Ketua LSM Tamperak Kepas Panagean Pangaribuan dan anggotanya, Robinson, ditangkap setelah memeras Kepala Tim Satgas Begal Polsek Menteng. Penangkapan terhadap eksekutor begal yang menewaskan karyawan Basarnas menjadi alat LSM Tamperak untuk memeras polisi.
Kapolres Metro Jakarta Pusat Kombes Hengki Haryadi menjelaskan awalnya tersangka Kepas Panagean mendatangi Polsek Menteng dengan mengaku sebagai lawyer begal.

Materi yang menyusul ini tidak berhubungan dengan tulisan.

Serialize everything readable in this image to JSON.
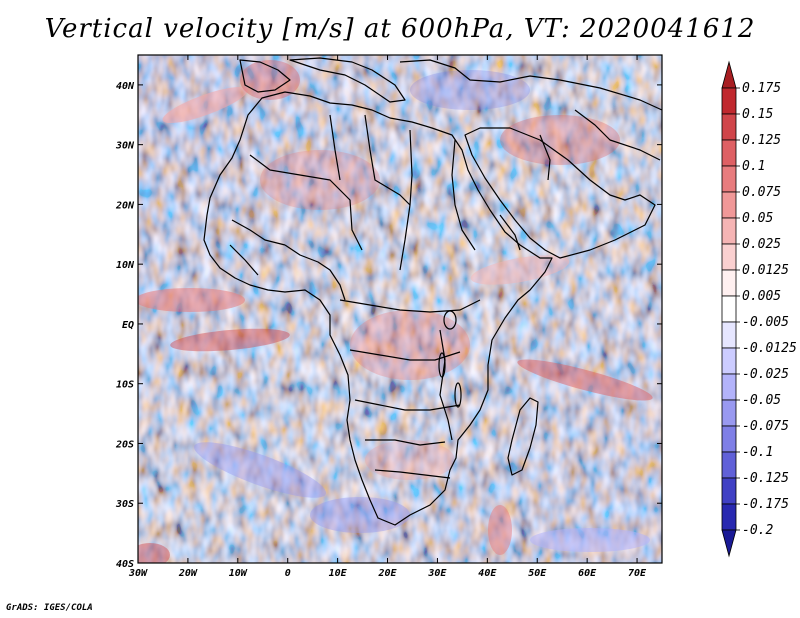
{
  "title": "Vertical velocity [m/s] at 600hPa, VT: 2020041612",
  "footer": "GrADS: IGES/COLA",
  "map": {
    "projection": "lat-lon",
    "lon_range": [
      -30,
      75
    ],
    "lat_range": [
      -40,
      45
    ],
    "lat_ticks": [
      {
        "value": 40,
        "label": "40N"
      },
      {
        "value": 30,
        "label": "30N"
      },
      {
        "value": 20,
        "label": "20N"
      },
      {
        "value": 10,
        "label": "10N"
      },
      {
        "value": 0,
        "label": "EQ"
      },
      {
        "value": -10,
        "label": "10S"
      },
      {
        "value": -20,
        "label": "20S"
      },
      {
        "value": -30,
        "label": "30S"
      },
      {
        "value": -40,
        "label": "40S"
      }
    ],
    "lon_ticks": [
      {
        "value": -30,
        "label": "30W"
      },
      {
        "value": -20,
        "label": "20W"
      },
      {
        "value": -10,
        "label": "10W"
      },
      {
        "value": 0,
        "label": "0"
      },
      {
        "value": 10,
        "label": "10E"
      },
      {
        "value": 20,
        "label": "20E"
      },
      {
        "value": 30,
        "label": "30E"
      },
      {
        "value": 40,
        "label": "40E"
      },
      {
        "value": 50,
        "label": "50E"
      },
      {
        "value": 60,
        "label": "60E"
      },
      {
        "value": 70,
        "label": "70E"
      }
    ]
  },
  "colorbar": {
    "labels": [
      "0.175",
      "0.15",
      "0.125",
      "0.1",
      "0.075",
      "0.05",
      "0.025",
      "0.0125",
      "0.005",
      "-0.005",
      "-0.0125",
      "-0.025",
      "-0.05",
      "-0.075",
      "-0.1",
      "-0.125",
      "-0.175",
      "-0.2"
    ],
    "colors": [
      "#a81e22",
      "#c0282e",
      "#d0454a",
      "#de6064",
      "#e87c7e",
      "#f09898",
      "#f5b4b4",
      "#fad0d0",
      "#fff0f0",
      "#ffffff",
      "#e6e6ff",
      "#ccccff",
      "#b3b3fa",
      "#9999f0",
      "#7f7fe6",
      "#6060d8",
      "#4040c4",
      "#2828b0",
      "#1a1a96"
    ]
  },
  "colors": {
    "positive": "#d0454a",
    "negative": "#7f7fe6",
    "land_border": "#000000"
  }
}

Ia berpura-pura meminta tolong agar perkara 'kliennya' dibantu, tetapi justru malah melakukan pemerasan.
"Namun dia datang dengan modus meminta tolong perkara sebagai lawyer-nya, kemudian dicari celahnya untuk dilakukan pemerasan," kata Hengki di Polres Jakpus, Jumat (26/11) malam.
SCROLL TO CONTINUE WITH CONTENT
Kepas dan anggotanya juga mendatangi keluarga tersangka begal. Ia memaksa keluarga tersangka begal membuat testimoni palsu yang kemudian menyudutkan Tim Satgas Begal.
"Kemudian memaksa pihak keluarga tersangka membuat testimoni bahwa telah terjadi suap-menyuap," sambung Hengki.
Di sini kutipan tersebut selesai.